Tuesday, 10 September 2019
Questions without Notice
Papua New Guinea: Defence Cooperation Program
My question is to the Minister for Defence, Senator Reynolds. Can the minister please update the Senate on Australia's cooperation with Papua New Guinea, our closest neighbour, and how it is improving stability in our region?
I thank Senator Scarr for that question. PNG is a country that I, like Senator Payne and many others in this chamber, have a deep respect and affinity for. I'm very proud to report to this chamber that Australia's defence partnership with Papua New Guinea is longstanding, deep and built on shared history and friendship—and I think, as Senator Payne would agree, on rugby league. My recent five-day visit to PNG last month for the 27th ministerial forum really reinforced the strength of our maritime, air, infrastructure and people-to-people links. It also coincided with the 40th anniversary of our Defence Cooperation Program—Australia's largest, at $42 million annually. It was wonderful to see the breadth and depth of the relationships that extend between our two forces. In Wewak, I opened Camp Key, a new PNGDF training facility at Moem Barracks, funded through the DCP. It was built by ADF and PNGDF soldiers working side by side under Exercise Puk Puk. I also saw strong people-to-people links on display at Wewak, with fully integrated ADF and PNGDF platoons working side by side, fully integrated, to develop their skills and their joint capabilities as part of Exercise Wantok Warrior.
Minister Soloma and I saw our air relationship in action when we travelled to his home town of Okapa in the DCP-funded PNGDF helicopter. Wonderfully, it was flown by army lieutenant Joshua Pondros, a pilot who completed his flying qualifications through the DCP.
I am confident that, as partners, we are working together, defence force by defence force, to support Papua New Guinea's sovereign priorities in the areas of nation-building infrastructure towards a resilient and sovereign Papua New Guinea. Together we are investing in the PNG of tomorrow to support a sovereign capability. (Time expired)
I thank the senator for that question, and yes I can. During the visit, I saw that, as maritime nations and near neighbours, Australia is working with PNG to address our shared maritime security challenges. During this visit, I travelled to Lombrum Naval Base on Manus Island, where Minister Soloma and I opened a new wharf facility that was funded through the DCP.

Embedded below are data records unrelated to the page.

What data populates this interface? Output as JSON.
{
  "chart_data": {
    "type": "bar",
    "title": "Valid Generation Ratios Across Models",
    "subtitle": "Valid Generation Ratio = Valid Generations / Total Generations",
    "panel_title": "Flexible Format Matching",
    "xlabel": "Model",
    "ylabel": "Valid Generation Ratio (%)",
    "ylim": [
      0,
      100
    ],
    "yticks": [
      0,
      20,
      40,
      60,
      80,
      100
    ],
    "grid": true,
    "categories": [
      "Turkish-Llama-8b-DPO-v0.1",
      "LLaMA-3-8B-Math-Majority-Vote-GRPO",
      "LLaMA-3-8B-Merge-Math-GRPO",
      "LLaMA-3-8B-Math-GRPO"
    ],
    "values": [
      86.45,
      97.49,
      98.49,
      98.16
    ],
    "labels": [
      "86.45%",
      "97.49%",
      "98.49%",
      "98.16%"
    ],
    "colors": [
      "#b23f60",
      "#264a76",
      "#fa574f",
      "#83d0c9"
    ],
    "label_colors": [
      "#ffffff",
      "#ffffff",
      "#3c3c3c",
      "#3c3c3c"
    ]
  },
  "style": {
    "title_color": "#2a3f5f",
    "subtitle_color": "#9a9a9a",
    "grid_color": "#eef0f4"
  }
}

It was a joyous occasion, where I learned that my Manusian dancing style is probably not quite up to scratch! But it was a joyous occasion. This wharf will enable the PNGDF to berth and maintain its new Guardian class patrol boats and also enhance its capability to protect its borders and its maritime resources. Our increased cooperation in Manus is a natural extension of our assistance and work together under our Pacific Maritime Security Program, a 30-year program to build Papua New Guineans' maritime capability.
Yes I can. During this visit to the region I also spent time in the Solomon Islands, where I was able to witness firsthand the deep defence engagement between our two nations. I was so proud to observe the Royal Solomon Islands Police Force and the Australian Defence Force working together, side by side, to conduct Exercise Coastwatchers in the Western and Choiseul provinces of Solomon Islands. This important activity is now in its third year, and it develops our forces' ability to plan, conduct and support remote policing and law enforcement activities and also, importantly, to exercise humanitarian assistance and disaster relief responses. This year's exercise was specifically focused on strengthening the Solomon Islands' ability to police remote areas of its exclusive economic zone, a high priority for the Solomon Islands' government and one that Australia was incredibly proud to support. I thank all of our men and women in uniform, both in PNG and in the Solomon Islands, doing the wonderful work that they are doing.